Showing posts with label steal. Show all posts
Showing posts with label steal. Show all posts

Sunday, December 2, 2012

Stealing Fire


The Dream:
In a large open city square a woman is selling firewood; I need some for the poor. I know it's wrong to steal, but I see no other way of getting what is so desperately required. I have a small drawstring bag with me, and I surreptitiously fill it, then disappear. I've hidden my stolen property so I can blend in on city streets. I have a nagging guilty feeling that I will be pursued.

In time I come to a very beautiful and elaborate wrought-iron gate, the outer entry to a church. I would like to pray, so I go to a door in the gate and, finding it ajar, go in. The church interior is of warm sienna/golden ochre toned wood. Under high vaulted ceilings many priests and altar boys are everywhere, in constant motion. I look for a spot for quiet contemplation but don't see one. Two young acolytes rough house. Does their play have sexual overtones? I think this is not what I'm looking for and I leave.

I am lost. I need to get back to mid-town but have no sense of direction. I see a street sign that tells me I'm at 217th Street and wonder how I got here. I don't know whether I should ask someone for directions or use the street signs to figure out which way I'm going.

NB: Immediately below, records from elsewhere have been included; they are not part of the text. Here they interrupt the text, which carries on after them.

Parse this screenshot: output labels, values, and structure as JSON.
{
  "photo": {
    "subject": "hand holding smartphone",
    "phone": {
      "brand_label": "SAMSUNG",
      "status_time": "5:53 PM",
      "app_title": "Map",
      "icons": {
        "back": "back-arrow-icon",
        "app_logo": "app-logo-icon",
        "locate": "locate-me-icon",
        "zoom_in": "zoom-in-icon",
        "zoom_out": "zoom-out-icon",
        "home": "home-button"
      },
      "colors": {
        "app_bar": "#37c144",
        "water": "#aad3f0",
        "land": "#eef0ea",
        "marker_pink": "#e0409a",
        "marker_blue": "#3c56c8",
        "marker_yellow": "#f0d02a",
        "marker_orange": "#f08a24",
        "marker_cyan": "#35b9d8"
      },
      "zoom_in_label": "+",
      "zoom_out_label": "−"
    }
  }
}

Interpretation: This dream reminds me of the myth of stealing fire from the gods. As in that story, I want to bring the fire to others. I go too far (217th Street!), get lost, and along the way become disillusioned with what I see of the traditional path to god (the church). In this dream the church is so relentlessly masculine that even its sexuality is directed toward men. Is there anything for a woman here? The dream tells me to acknowledge, rather than steal from, the source of the firewood: my enlightenment will come from the feminine (the woman who sells the wood), not the masculine (the traditional, male-oriental church). There is a price to be paid for it (the wood is not free), but avoiding payment will not further my spiritual development.

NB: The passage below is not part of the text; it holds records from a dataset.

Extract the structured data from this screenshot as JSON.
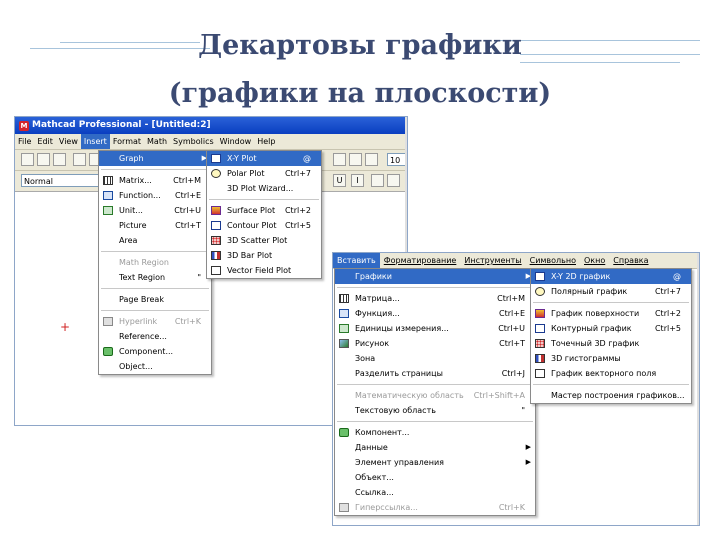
{
  "slide": {
    "title_line1": "Декартовы графики",
    "title_line2": "(графики на плоскости)"
  },
  "english_window": {
    "title": "Mathcad Professional - [Untitled:2]",
    "menubar": [
      "File",
      "Edit",
      "View",
      "Insert",
      "Format",
      "Math",
      "Symbolics",
      "Window",
      "Help"
    ],
    "active_menu": "Insert",
    "style_combo": "Normal",
    "toolbar_right_value": "10",
    "insert_menu": [
      {
        "label": "Graph",
        "shortcut": "",
        "submenu": true,
        "highlighted": true,
        "icon": "none"
      },
      {
        "sep": true
      },
      {
        "label": "Matrix...",
        "shortcut": "Ctrl+M",
        "icon": "matrix-icon"
      },
      {
        "label": "Function...",
        "shortcut": "Ctrl+E",
        "icon": "function-icon"
      },
      {
        "label": "Unit...",
        "shortcut": "Ctrl+U",
        "icon": "unit-icon"
      },
      {
        "label": "Picture",
        "shortcut": "Ctrl+T",
        "icon": "none"
      },
      {
        "label": "Area",
        "shortcut": "",
        "icon": "none"
      },
      {
        "sep": true
      },
      {
        "label": "Math Region",
        "shortcut": "",
        "disabled": true,
        "icon": "none"
      },
      {
        "label": "Text Region",
        "shortcut": "\"",
        "icon": "none"
      },
      {
        "sep": true
      },
      {
        "label": "Page Break",
        "shortcut": "",
        "icon": "none"
      },
      {
        "sep": true
      },
      {
        "label": "Hyperlink",
        "shortcut": "Ctrl+K",
        "disabled": true,
        "icon": "hyperlink-icon"
      },
      {
        "label": "Reference...",
        "shortcut": "",
        "icon": "none"
      },
      {
        "label": "Component...",
        "shortcut": "",
        "icon": "component-icon"
      },
      {
        "label": "Object...",
        "shortcut": "",
        "icon": "none"
      }
    ],
    "graph_submenu": [
      {
        "label": "X-Y Plot",
        "shortcut": "@",
        "highlighted": true,
        "icon": "xy-plot-icon"
      },
      {
        "label": "Polar Plot",
        "shortcut": "Ctrl+7",
        "icon": "polar-plot-icon"
      },
      {
        "label": "3D Plot Wizard...",
        "shortcut": "",
        "icon": "none"
      },
      {
        "sep": true
      },
      {
        "label": "Surface Plot",
        "shortcut": "Ctrl+2",
        "icon": "surface-plot-icon"
      },
      {
        "label": "Contour Plot",
        "shortcut": "Ctrl+5",
        "icon": "contour-plot-icon"
      },
      {
        "label": "3D Scatter Plot",
        "shortcut": "",
        "icon": "scatter-plot-icon"
      },
      {
        "label": "3D Bar Plot",
        "shortcut": "",
        "icon": "bar-plot-icon"
      },
      {
        "label": "Vector Field Plot",
        "shortcut": "",
        "icon": "vector-field-icon"
      }
    ],
    "cursor_glyph": "+"
  },
  "russian_window": {
    "menubar": [
      "Вставить",
      "Форматирование",
      "Инструменты",
      "Символьно",
      "Окно",
      "Справка"
    ],
    "active_menu": "Вставить",
    "insert_menu": [
      {
        "label": "Графики",
        "shortcut": "",
        "submenu": true,
        "highlighted": true,
        "icon": "none"
      },
      {
        "sep": true
      },
      {
        "label": "Матрица...",
        "shortcut": "Ctrl+M",
        "icon": "matrix-icon"
      },
      {
        "label": "Функция...",
        "shortcut": "Ctrl+E",
        "icon": "function-icon"
      },
      {
        "label": "Единицы измерения...",
        "shortcut": "Ctrl+U",
        "icon": "unit-icon"
      },
      {
        "label": "Рисунок",
        "shortcut": "Ctrl+T",
        "icon": "picture-icon"
      },
      {
        "label": "Зона",
        "shortcut": "",
        "icon": "none"
      },
      {
        "label": "Разделить страницы",
        "shortcut": "Ctrl+J",
        "icon": "none"
      },
      {
        "sep": true
      },
      {
        "label": "Математическую область",
        "shortcut": "Ctrl+Shift+A",
        "disabled": true,
        "icon": "none"
      },
      {
        "label": "Текстовую область",
        "shortcut": "\"",
        "icon": "none"
      },
      {
        "sep": true
      },
      {
        "label": "Компонент...",
        "shortcut": "",
        "icon": "component-icon"
      },
      {
        "label": "Данные",
        "shortcut": "",
        "submenu": true,
        "icon": "none"
      },
      {
        "label": "Элемент управления",
        "shortcut": "",
        "submenu": true,
        "icon": "none"
      },
      {
        "label": "Объект...",
        "shortcut": "",
        "icon": "none"
      },
      {
        "label": "Ссылка...",
        "shortcut": "",
        "icon": "none"
      },
      {
        "label": "Гиперссылка...",
        "shortcut": "Ctrl+K",
        "disabled": true,
        "icon": "hyperlink-icon"
      }
    ],
    "graph_submenu": [
      {
        "label": "X-Y 2D график",
        "shortcut": "@",
        "highlighted": true,
        "icon": "xy-plot-icon"
      },
      {
        "label": "Полярный график",
        "shortcut": "Ctrl+7",
        "icon": "polar-plot-icon"
      },
      {
        "sep": true
      },
      {
        "label": "График поверхности",
        "shortcut": "Ctrl+2",
        "icon": "surface-plot-icon"
      },
      {
        "label": "Контурный график",
        "shortcut": "Ctrl+5",
        "icon": "contour-plot-icon"
      },
      {
        "label": "Точечный 3D график",
        "shortcut": "",
        "icon": "scatter-plot-icon"
      },
      {
        "label": "3D гистограммы",
        "shortcut": "",
        "icon": "bar-plot-icon"
      },
      {
        "label": "График векторного поля",
        "shortcut": "",
        "icon": "vector-field-icon"
      },
      {
        "sep": true
      },
      {
        "label": "Мастер построения графиков...",
        "shortcut": "",
        "icon": "none"
      }
    ]
  },
  "colors": {
    "title_text": "#3b4a72",
    "menu_highlight": "#316ac5",
    "window_title_bar": "#0a3ec0"
  }
}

Wednesday, October 6, 2010

Grace Kelly’s Pendant


The Dream:
I am in a large discount store with my daughter. We see a necklace pendant that is modeled on one worn by Grace Kelly. It costs $60,000. After we have left the store I realize that my daughter, who is about 3 or 4, has stolen the pendant. I feel I should return it, but I’m torn: after all, it appears we did get away with it. Nevertheless, I return the jewelry.

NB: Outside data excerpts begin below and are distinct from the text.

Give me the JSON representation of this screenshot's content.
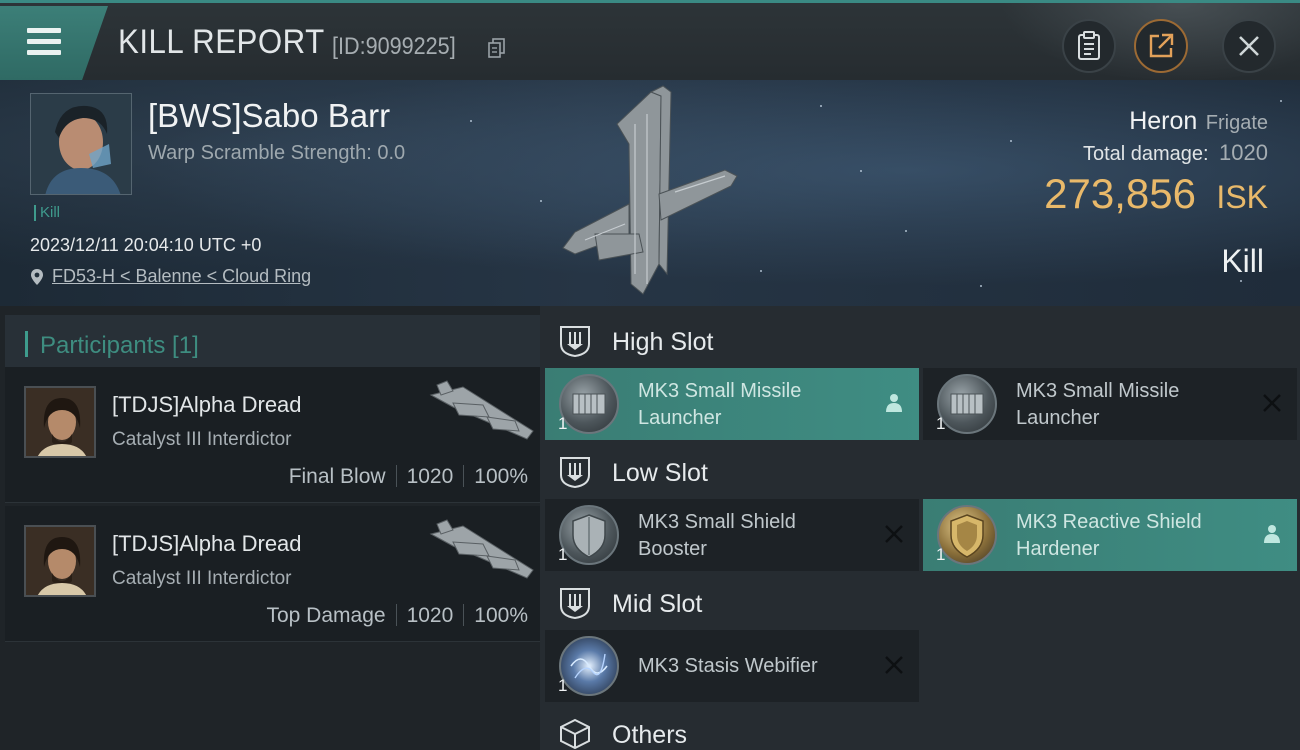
{
  "header": {
    "title": "KILL REPORT",
    "report_id": "[ID:9099225]"
  },
  "victim": {
    "name": "[BWS]Sabo Barr",
    "warp_scramble": "Warp Scramble Strength: 0.0",
    "tag": "Kill",
    "timestamp": "2023/12/11 20:04:10 UTC +0",
    "location": "FD53-H < Balenne < Cloud Ring",
    "ship_name": "Heron",
    "ship_class": "Frigate",
    "total_damage_label": "Total damage:",
    "total_damage_value": "1020",
    "isk_value": "273,856",
    "isk_unit": "ISK",
    "result": "Kill"
  },
  "participants": {
    "title": "Participants [1]",
    "rows": [
      {
        "name": "[TDJS]Alpha Dread",
        "ship": "Catalyst III Interdictor",
        "role": "Final Blow",
        "damage": "1020",
        "percent": "100%"
      },
      {
        "name": "[TDJS]Alpha Dread",
        "ship": "Catalyst III Interdictor",
        "role": "Top Damage",
        "damage": "1020",
        "percent": "100%"
      }
    ]
  },
  "slots": {
    "high": {
      "title": "High Slot",
      "modules": [
        {
          "line1": "MK3 Small Missile",
          "line2": "Launcher",
          "qty": "1",
          "status": "kept"
        },
        {
          "line1": "MK3 Small Missile",
          "line2": "Launcher",
          "qty": "1",
          "status": "destroyed"
        }
      ]
    },
    "low": {
      "title": "Low Slot",
      "modules": [
        {
          "line1": "MK3 Small Shield",
          "line2": "Booster",
          "qty": "1",
          "status": "destroyed"
        },
        {
          "line1": "MK3 Reactive Shield",
          "line2": "Hardener",
          "qty": "1",
          "status": "kept"
        }
      ]
    },
    "mid": {
      "title": "Mid Slot",
      "modules": [
        {
          "line1": "MK3 Stasis Webifier",
          "line2": "",
          "qty": "1",
          "status": "destroyed"
        }
      ]
    },
    "others": {
      "title": "Others"
    }
  },
  "colors": {
    "accent_teal": "#3e9c8d",
    "isk_gold": "#e9b96a",
    "active_module": "#3f8d83"
  }
}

Interpretation:  There’s something from my past that I tend to ignore (discount), but that nevertheless is part of me (it’s stored). This thing that I have discounted is very valuable ($60,000.00). Its previous owner, Grace Kelly, gives me a clue as to what that might be: my desire for success, fame, fortune, and celebrity.  My child part is perfectly happy to take a short cut to get what I want: she steals it. I’m very tempted to acquiesce in this childish crime, but my adult intervenes in time, and I return the jewelry.

Here’s an example where Jane Teresa Anderson's dream alchemy might serve me well. (There’s a post in the April archive that describes her technique.) In this case, I'll imagine myself having an extra $60,000.00 as the result of my hard work and ability. I'll envision myself going into the store and using this money to buy the pendant (my success), saying, “I’ve earned this and I’m going to enjoy it.”

I’ll try it and let you know how it goes!